Oyunu dün akşam (2Mart) Alan Kadıköy'de izledim. Bir yıla yakın bir zamandır takipte olduğum bir oyun olduğu için oyundan beklentim yüksekti.
Oyunu, ilk dakikasından itibaren gözlerimi ayırmadan dikkatimi vererek izledim. Oyunda en çok hoşuma giden; karakterler arası belirgin geçişler oldu.
Birden fazla karakter arasında birkaç saniye içinde birinden diğerine geçmek, her göz kırpış süresi içinde başka bir karakterin canlandırılması özel bir yetenek.
Ayrıca karakterlerin kendine has beden dilleri (Babaannenin tırnaklarıyla elini kaşıması vs.) izleyicinin karaktere yoğunlaşmasını sağlıyor. Bu bağ gerçeklik algısını artırıyor ve karakterler tanıdığımız insanlara dönüşüyor. Yani yazıya can veriyor.

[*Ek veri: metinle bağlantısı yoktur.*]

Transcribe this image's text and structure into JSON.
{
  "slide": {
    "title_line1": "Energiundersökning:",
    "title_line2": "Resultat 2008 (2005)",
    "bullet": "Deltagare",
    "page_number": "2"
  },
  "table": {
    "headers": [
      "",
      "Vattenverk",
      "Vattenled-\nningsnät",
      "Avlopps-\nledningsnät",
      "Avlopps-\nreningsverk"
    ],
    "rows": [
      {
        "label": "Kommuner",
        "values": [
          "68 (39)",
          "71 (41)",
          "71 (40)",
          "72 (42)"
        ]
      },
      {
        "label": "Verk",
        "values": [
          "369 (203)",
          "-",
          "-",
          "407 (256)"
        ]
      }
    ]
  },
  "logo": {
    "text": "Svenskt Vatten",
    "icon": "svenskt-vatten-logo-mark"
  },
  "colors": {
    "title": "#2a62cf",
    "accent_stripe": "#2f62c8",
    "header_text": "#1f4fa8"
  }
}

Gerçekliği artıran bir başka unsur da ışık tasarımı ve seslerdi. Sahne ışıklarını bir zaman ayırma paneli olarak kullanmışlar. Her renk Handan'ın belli dönemlerini anlatıyor. Oyun akarken bir anda ışık değişiyor ve çocukluğuna dönebiliyoruz.
Güzel hareket olmuş.
Oyunda birçok detay var mesela sahnenin ortasında duran 4 basamaklı pembe oturak.
(Bu pembe, oyunun afişinde TOZ yazısındaki pembe tonu)
Aslında o metal bir merdiven, yakından baktım. Hani ulaşamadığımız tozları almak için kullanılan.
Yazıyı daha fazla uzatabilirim ama burada bırakacağım. Sadece güzel bir oyun olduğunu duyup oyuna gidenlerin, oyundaki bazı bölümlere daha fazla odaklanarak toz zerreciklerini görmelerini umuyorum.